Castle knows he has exactly one chance – Beckett might not be able to physically eviscerate him with her usual ease, but he's sure that even in her current state she's perfect capable of emotionally bludgeoning him. "I'm going to be honest here. Between the call that you were in the hospital and this recent excitement, you've scared the living shit out of me twice today, and I've been halfway to a panic attack a dozen other times. I know it's been a worse day for you, but I'm getting old, Beckett. Really old. I'm at the brink of a heart attack, I can feel it."
"So borrow one of Alexis' stuffed animals. Or go do… something else… to calm yourself down." She hasn't made eye contact with him since he came into the room. Do not engage, Castle tells himself; as soon as she has him making sex jokes it's over.
"Alexis donated them all to charities," he says, blinking innocently, pointedly ignoring her other suggestion, "in a fit of adulthood. It was awful to see, sad little bunny ears poking out of Goodwill-bound trash bags. I'm just not sure there's more than one solution to my problem."
"Castle," she hisses at him, finally meeting his eyes. Her face is still frighteningly pale. "You are in a relationship. How do you think Gina would feel knowing you spent the night with me?"
He's ready for this, at least. "Not a problem!" he says, chipper, suddenly intensely grateful that he left the spare room a mess of blankets and pillows and that five years ago he'd sprung for the king-size bed. Moving up to the headboard, Castle takes five pillows and constructs a barrier down the middle of the bed. He reaches down and pulls a crumpled throw from the floor.
"See," he says, flopping out and stretching down on his side before peering at her over a pillow, "it's a completely enforced blockade. Fort Knox. I sleep over the covers with my little throw blanket friend here; you sleep under the covers over there; we stay divided by the Great Wall of Pillow; I don't die early from a heart attack; you don't have to listen to my whining."
Beckett, clearly exhausted, finally collapses back from her sitting position. "Nice plan, Wile E. Coyote. I'd feel better about it if I had my gun."
Castle's still peering at her over a pillow. "I have a fireplace poker that's pretty sturdy. Or I could go break a beer bottle for you to keep on the nightstand, or a wine bottle, you know, whatever's best for shanking. Oh, oh, or a copy of Storm's Last Stand, my longest novel and yet somehow one of my biggest failures – but I really think it would be hugely useful for bludgeoning someone."
"Wow, Castle," she murmurs, her eyes closing, "You must be pretty desperate to stay if you're offering me weapons with which to shank and bludgeon you."
"I've always thought that blatant, pathetic desperation was one of my more endearing qualities," Castle responds softly.

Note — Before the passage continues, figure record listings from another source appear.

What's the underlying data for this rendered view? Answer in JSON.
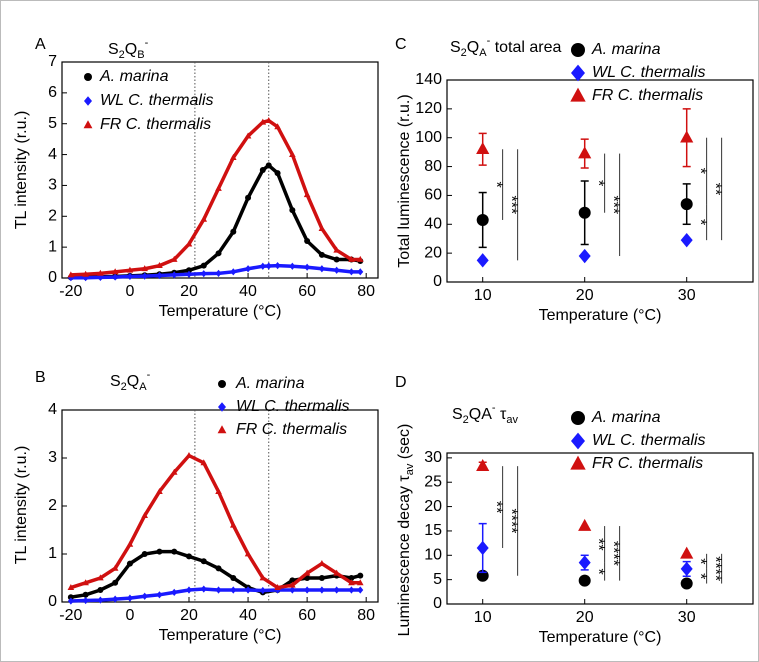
{
  "chart_data": [
    {
      "type": "line",
      "panel": "A",
      "title": [
        {
          "text": "S"
        },
        {
          "text": "2",
          "shift": "sub"
        },
        {
          "text": "Q"
        },
        {
          "text": "B",
          "shift": "sub"
        },
        {
          "text": "-",
          "shift": "sup"
        }
      ],
      "x_label": "Temperature (°C)",
      "y_label": "TL intensity (r.u.)",
      "x": [
        -20,
        -15,
        -10,
        -5,
        0,
        5,
        10,
        15,
        20,
        25,
        30,
        35,
        40,
        45,
        47,
        50,
        55,
        60,
        65,
        70,
        75,
        78
      ],
      "series": [
        {
          "name": "A. marina",
          "color": "#000000",
          "marker": "circle",
          "values": [
            0.02,
            0.03,
            0.04,
            0.05,
            0.07,
            0.09,
            0.12,
            0.17,
            0.25,
            0.4,
            0.8,
            1.5,
            2.6,
            3.5,
            3.65,
            3.4,
            2.2,
            1.2,
            0.75,
            0.6,
            0.6,
            0.55
          ]
        },
        {
          "name": "WL C. thermalis",
          "color": "#1a1aff",
          "marker": "diamond",
          "values": [
            0.01,
            0.01,
            0.02,
            0.03,
            0.05,
            0.06,
            0.08,
            0.1,
            0.12,
            0.14,
            0.15,
            0.2,
            0.3,
            0.38,
            0.39,
            0.4,
            0.38,
            0.35,
            0.3,
            0.25,
            0.2,
            0.2
          ]
        },
        {
          "name": "FR C. thermalis",
          "color": "#d01010",
          "marker": "triangle",
          "values": [
            0.1,
            0.12,
            0.15,
            0.2,
            0.25,
            0.3,
            0.4,
            0.6,
            1.1,
            1.9,
            2.9,
            3.9,
            4.6,
            5.05,
            5.1,
            4.9,
            4.0,
            2.7,
            1.6,
            0.9,
            0.6,
            0.6
          ]
        }
      ],
      "vlines": [
        22,
        47
      ],
      "xlim": [
        -23,
        84
      ],
      "xticks": [
        -20,
        0,
        20,
        40,
        60,
        80
      ],
      "ylim": [
        0,
        7
      ],
      "yticks": [
        0,
        1,
        2,
        3,
        4,
        5,
        6,
        7
      ]
    },
    {
      "type": "line",
      "panel": "B",
      "title": [
        {
          "text": "S"
        },
        {
          "text": "2",
          "shift": "sub"
        },
        {
          "text": "Q"
        },
        {
          "text": "A",
          "shift": "sub"
        },
        {
          "text": "-",
          "shift": "sup"
        }
      ],
      "x_label": "Temperature (°C)",
      "y_label": "TL intensity (r.u.)",
      "x": [
        -20,
        -15,
        -10,
        -5,
        0,
        5,
        10,
        15,
        20,
        25,
        30,
        35,
        40,
        45,
        50,
        55,
        60,
        65,
        70,
        75,
        78
      ],
      "series": [
        {
          "name": "A. marina",
          "color": "#000000",
          "marker": "circle",
          "values": [
            0.1,
            0.15,
            0.25,
            0.4,
            0.8,
            1.0,
            1.05,
            1.05,
            0.95,
            0.85,
            0.7,
            0.5,
            0.3,
            0.2,
            0.25,
            0.45,
            0.5,
            0.5,
            0.55,
            0.5,
            0.55
          ]
        },
        {
          "name": "WL C. thermalis",
          "color": "#1a1aff",
          "marker": "diamond",
          "values": [
            0.02,
            0.03,
            0.04,
            0.06,
            0.08,
            0.12,
            0.15,
            0.2,
            0.25,
            0.27,
            0.25,
            0.25,
            0.25,
            0.24,
            0.25,
            0.25,
            0.25,
            0.25,
            0.25,
            0.25,
            0.25
          ]
        },
        {
          "name": "FR C. thermalis",
          "color": "#d01010",
          "marker": "triangle",
          "values": [
            0.3,
            0.4,
            0.5,
            0.7,
            1.2,
            1.8,
            2.3,
            2.7,
            3.05,
            2.9,
            2.3,
            1.6,
            1.0,
            0.5,
            0.3,
            0.35,
            0.6,
            0.8,
            0.6,
            0.4,
            0.4
          ]
        }
      ],
      "vlines": [
        22,
        47
      ],
      "xlim": [
        -23,
        84
      ],
      "xticks": [
        -20,
        0,
        20,
        40,
        60,
        80
      ],
      "ylim": [
        0,
        4
      ],
      "yticks": [
        0,
        1,
        2,
        3,
        4
      ]
    },
    {
      "type": "scatter",
      "panel": "C",
      "title": [
        {
          "text": "S"
        },
        {
          "text": "2",
          "shift": "sub"
        },
        {
          "text": "Q"
        },
        {
          "text": "A",
          "shift": "sub"
        },
        {
          "text": "-",
          "shift": "sup"
        },
        {
          "text": " total area"
        }
      ],
      "x_label": "Temperature (°C)",
      "y_label": "Total luminescence (r.u.)",
      "x": [
        10,
        20,
        30
      ],
      "series": [
        {
          "name": "A. marina",
          "color": "#000000",
          "marker": "circle",
          "values": [
            43,
            48,
            54
          ],
          "errors": [
            19,
            22,
            14
          ]
        },
        {
          "name": "WL C. thermalis",
          "color": "#1a1aff",
          "marker": "diamond",
          "values": [
            15,
            18,
            29
          ],
          "errors": [
            null,
            null,
            null
          ]
        },
        {
          "name": "FR C. thermalis",
          "color": "#d01010",
          "marker": "triangle",
          "values": [
            92,
            89,
            100
          ],
          "errors": [
            11,
            10,
            20
          ]
        }
      ],
      "annotations": [
        "*",
        "***",
        "*",
        "***",
        "*",
        "*",
        "**"
      ],
      "xlim": [
        6.5,
        36.5
      ],
      "xticks": [
        10,
        20,
        30
      ],
      "ylim": [
        0,
        140
      ],
      "yticks": [
        0,
        20,
        40,
        60,
        80,
        100,
        120,
        140
      ]
    },
    {
      "type": "scatter",
      "panel": "D",
      "title": [
        {
          "text": "S"
        },
        {
          "text": "2",
          "shift": "sub"
        },
        {
          "text": "QA"
        },
        {
          "text": "-",
          "shift": "sup"
        },
        {
          "text": " τ"
        },
        {
          "text": "av",
          "shift": "sub"
        }
      ],
      "x_label": "Temperature (°C)",
      "y_label": [
        {
          "text": "Luminescence decay τ"
        },
        {
          "text": "av",
          "shift": "sub"
        },
        {
          "text": " (sec)"
        }
      ],
      "x": [
        10,
        20,
        30
      ],
      "series": [
        {
          "name": "A. marina",
          "color": "#000000",
          "marker": "circle",
          "values": [
            5.8,
            4.8,
            4.2
          ],
          "errors": [
            null,
            null,
            null
          ]
        },
        {
          "name": "WL C. thermalis",
          "color": "#1a1aff",
          "marker": "diamond",
          "values": [
            11.5,
            8.5,
            7.2
          ],
          "errors": [
            5,
            1.5,
            1.5
          ]
        },
        {
          "name": "FR C. thermalis",
          "color": "#d01010",
          "marker": "triangle",
          "values": [
            28.3,
            16,
            10.3
          ],
          "errors": [
            0.8,
            null,
            null
          ]
        }
      ],
      "annotations": [
        "**",
        "****",
        "**",
        "*",
        "****",
        "*",
        "*",
        "****"
      ],
      "xlim": [
        6.5,
        36.5
      ],
      "xticks": [
        10,
        20,
        30
      ],
      "ylim": [
        0,
        31
      ],
      "yticks": [
        0,
        5,
        10,
        15,
        20,
        25,
        30
      ]
    }
  ]
}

Beckett's eyes keep closing in exhaustion and then flicking open nervously. Her face is still white, except for that vivid bruise, and her hair is still damp from sweat. Castle's suddenly not sure how much longer he can keep himself from climbing over the pillows and wrapping her in his arms and trying to rock her to sleep, which of course, gun or no, would lead to his death, so he tries and does the next best thing. "So the time that I may have acquired a handgun on the streets of New York from someone who was slightly less-than-voluntary, I was doing research for Storm Rising." He keeps his voice low, a rumble in his chest, falling into steady, rhythmic syllables, and as he tells his story her eyes gradually close, her breathing slows, and the tension melts out of her body.